Sommaire

1. Présentation générale
2. Céder ses droits et les facturer
3. Fiscalement

Présentation générale

Le fait de produire une œuvre mise en forme et originale fait du journaliste ou du photographe un auteur titulaire de droits moraux et patrimoniaux. Ce sont les fameux droits d’auteur. Le genre de l’œuvre est indifférent : on peut donc être bénéficiaire de revenus de droits d’auteur sur un édito, une critique, un reportage, une brève, etc.

Tout journaliste de presse écrite, salarié ou indépendant, peut bénéficier de droits d’auteur. Par extension, les journalistes web qui écrivent des articles sont eux aussi bénéficiaires de droits d’auteur.

La situation est un peu différente pour les prestataires de l’audiovisuel : la loi instaure en effet une présomption de cession des droits exclusifs d’exploitation audiovisuelle de l’œuvre.
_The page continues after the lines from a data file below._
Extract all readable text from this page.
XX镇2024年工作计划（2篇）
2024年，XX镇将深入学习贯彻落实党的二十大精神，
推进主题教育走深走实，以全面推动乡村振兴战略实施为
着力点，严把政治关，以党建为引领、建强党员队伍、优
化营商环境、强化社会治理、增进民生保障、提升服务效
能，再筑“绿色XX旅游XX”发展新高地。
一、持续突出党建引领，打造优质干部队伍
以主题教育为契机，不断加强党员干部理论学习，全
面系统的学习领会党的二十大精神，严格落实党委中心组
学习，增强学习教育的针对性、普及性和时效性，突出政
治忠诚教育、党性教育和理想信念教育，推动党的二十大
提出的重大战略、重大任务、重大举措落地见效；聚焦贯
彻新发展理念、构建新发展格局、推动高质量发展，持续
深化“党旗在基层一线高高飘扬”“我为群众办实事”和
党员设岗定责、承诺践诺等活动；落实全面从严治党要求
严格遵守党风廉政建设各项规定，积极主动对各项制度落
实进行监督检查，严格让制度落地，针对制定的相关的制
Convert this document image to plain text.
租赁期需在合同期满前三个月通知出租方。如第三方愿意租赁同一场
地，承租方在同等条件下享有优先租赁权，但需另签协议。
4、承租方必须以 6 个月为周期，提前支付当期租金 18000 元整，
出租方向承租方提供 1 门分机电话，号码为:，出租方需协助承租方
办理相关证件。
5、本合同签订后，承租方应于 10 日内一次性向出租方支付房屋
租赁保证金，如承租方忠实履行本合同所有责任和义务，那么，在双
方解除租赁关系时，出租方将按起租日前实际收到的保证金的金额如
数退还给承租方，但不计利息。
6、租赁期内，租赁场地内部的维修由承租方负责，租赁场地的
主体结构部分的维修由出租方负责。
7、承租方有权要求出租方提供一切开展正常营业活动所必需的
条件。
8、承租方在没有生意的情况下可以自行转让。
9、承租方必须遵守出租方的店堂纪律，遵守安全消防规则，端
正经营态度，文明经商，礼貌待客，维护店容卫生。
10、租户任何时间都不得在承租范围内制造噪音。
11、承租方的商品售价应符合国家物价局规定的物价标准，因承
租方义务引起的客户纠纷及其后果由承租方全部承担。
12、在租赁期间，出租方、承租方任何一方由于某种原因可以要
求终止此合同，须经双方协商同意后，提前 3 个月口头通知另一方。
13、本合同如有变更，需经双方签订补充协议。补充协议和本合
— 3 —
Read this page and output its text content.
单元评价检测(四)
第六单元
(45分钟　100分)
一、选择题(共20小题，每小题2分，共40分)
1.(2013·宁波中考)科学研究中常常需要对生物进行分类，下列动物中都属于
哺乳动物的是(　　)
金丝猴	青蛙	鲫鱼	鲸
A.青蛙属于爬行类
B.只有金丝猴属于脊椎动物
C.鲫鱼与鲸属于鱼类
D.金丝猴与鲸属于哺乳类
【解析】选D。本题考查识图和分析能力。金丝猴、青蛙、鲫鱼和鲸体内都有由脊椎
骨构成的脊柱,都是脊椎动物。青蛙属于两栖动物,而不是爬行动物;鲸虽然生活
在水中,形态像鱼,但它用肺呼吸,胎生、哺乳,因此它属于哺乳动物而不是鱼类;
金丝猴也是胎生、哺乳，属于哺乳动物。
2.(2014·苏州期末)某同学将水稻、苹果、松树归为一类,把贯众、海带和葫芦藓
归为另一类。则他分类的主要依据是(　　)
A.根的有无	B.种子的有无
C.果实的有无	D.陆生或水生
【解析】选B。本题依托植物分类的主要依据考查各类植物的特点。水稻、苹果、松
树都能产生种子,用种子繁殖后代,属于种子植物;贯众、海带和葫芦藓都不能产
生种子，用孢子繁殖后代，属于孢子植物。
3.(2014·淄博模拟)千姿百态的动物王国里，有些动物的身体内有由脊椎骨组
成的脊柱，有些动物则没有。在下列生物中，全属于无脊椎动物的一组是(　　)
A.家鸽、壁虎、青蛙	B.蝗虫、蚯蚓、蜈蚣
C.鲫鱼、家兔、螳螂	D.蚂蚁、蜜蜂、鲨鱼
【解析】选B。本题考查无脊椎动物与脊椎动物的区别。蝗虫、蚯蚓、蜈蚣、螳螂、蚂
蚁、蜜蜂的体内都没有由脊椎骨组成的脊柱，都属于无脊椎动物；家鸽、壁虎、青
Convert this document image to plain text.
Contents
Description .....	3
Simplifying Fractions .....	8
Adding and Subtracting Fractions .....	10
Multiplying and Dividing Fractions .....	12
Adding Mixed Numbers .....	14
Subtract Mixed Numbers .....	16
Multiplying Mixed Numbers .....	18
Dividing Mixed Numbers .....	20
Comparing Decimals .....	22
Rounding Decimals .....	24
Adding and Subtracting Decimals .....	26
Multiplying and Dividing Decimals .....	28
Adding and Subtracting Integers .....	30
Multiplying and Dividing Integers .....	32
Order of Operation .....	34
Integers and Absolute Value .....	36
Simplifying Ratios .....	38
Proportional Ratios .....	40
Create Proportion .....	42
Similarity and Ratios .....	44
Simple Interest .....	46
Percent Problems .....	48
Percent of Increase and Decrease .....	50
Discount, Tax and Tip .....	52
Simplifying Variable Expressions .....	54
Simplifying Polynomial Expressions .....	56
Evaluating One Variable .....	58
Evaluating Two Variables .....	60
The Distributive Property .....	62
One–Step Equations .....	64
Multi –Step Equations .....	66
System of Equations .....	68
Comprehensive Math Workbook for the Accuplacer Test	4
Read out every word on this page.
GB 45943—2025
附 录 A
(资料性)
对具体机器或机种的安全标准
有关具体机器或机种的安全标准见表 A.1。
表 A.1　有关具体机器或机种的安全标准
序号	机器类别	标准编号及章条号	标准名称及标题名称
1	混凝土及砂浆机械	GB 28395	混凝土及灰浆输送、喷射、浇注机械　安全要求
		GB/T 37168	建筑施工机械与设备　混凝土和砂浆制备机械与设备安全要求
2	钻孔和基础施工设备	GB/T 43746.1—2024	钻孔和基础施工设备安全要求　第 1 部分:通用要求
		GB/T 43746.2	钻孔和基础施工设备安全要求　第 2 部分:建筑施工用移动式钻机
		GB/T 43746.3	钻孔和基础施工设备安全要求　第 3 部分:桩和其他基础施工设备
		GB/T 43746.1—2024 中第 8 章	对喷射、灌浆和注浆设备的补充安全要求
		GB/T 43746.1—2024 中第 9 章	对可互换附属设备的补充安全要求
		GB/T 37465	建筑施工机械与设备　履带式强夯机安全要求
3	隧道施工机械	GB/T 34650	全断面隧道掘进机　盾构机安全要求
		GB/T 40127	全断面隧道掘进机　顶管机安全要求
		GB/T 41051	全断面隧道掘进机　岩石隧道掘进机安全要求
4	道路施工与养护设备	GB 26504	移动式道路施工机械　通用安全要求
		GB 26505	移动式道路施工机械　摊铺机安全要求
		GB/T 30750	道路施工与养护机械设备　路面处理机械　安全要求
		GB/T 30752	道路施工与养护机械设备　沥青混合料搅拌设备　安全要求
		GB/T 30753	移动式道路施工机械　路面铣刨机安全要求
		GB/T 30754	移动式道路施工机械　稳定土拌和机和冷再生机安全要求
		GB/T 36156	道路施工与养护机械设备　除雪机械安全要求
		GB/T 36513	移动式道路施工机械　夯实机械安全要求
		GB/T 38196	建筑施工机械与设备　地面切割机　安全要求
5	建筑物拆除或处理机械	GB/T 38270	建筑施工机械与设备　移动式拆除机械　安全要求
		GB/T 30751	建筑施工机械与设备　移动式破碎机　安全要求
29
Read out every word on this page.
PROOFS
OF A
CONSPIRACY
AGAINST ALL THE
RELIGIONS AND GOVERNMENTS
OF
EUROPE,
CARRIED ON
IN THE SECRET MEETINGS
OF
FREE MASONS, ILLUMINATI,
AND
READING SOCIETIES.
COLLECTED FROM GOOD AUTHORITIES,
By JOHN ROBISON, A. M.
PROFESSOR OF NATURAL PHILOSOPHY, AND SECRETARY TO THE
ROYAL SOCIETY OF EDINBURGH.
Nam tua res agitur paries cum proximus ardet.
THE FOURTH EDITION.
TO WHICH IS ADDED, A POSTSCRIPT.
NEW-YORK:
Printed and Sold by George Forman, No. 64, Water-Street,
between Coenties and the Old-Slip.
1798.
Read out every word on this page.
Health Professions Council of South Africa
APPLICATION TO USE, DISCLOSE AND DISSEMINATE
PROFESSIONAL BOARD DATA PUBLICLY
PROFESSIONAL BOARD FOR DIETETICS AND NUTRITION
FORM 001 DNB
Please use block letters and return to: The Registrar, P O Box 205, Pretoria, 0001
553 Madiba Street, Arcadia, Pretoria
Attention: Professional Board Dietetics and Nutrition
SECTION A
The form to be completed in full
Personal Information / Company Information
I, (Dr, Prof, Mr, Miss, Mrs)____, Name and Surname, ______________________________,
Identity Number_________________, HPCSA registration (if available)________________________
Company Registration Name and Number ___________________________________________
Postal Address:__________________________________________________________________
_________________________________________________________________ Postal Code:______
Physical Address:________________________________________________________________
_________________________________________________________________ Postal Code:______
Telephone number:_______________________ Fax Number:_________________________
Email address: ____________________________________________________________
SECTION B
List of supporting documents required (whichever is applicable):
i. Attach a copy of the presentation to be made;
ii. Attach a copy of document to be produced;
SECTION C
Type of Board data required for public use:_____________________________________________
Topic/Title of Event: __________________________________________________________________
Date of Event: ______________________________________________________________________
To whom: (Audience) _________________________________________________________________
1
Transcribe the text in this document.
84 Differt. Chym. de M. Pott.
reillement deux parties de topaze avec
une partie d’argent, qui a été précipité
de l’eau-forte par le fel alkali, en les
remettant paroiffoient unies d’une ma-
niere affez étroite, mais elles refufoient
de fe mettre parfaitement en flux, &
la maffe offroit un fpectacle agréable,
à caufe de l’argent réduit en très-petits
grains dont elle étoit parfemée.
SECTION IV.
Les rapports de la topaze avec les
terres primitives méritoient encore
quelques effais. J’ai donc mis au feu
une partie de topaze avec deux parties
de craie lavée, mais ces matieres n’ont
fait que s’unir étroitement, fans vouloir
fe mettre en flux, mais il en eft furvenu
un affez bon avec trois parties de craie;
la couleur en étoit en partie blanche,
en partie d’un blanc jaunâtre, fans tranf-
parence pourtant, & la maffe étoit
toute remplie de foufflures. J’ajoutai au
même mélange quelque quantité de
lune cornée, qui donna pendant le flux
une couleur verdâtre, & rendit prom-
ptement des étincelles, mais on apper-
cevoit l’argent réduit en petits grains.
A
Il est cependant possible de convenir d’autre chose par contrat, mais il faudra arriver à convaincre le média…

Il existe une société spécialisée dans la gestion des droits d’auteur des journalistes, la SAJ, fondée par l’AGJPB et l’AJPP pour gérer les droits d’auteur et intérêts spécifiques des journalistes. Une société gère les droits d’auteur des créateurs visuels (photographes, cartoonistes,…) : la SOFAM. On peut s’y affilier même si on a déjà signé un contrat de cession de droits avec le(s) média(s) avec le(s)quel(s) on travaille. De nombreuses autres sociétés existent : la SCAM, la SACD, la SABAM sont quelques-unes d’entre elles.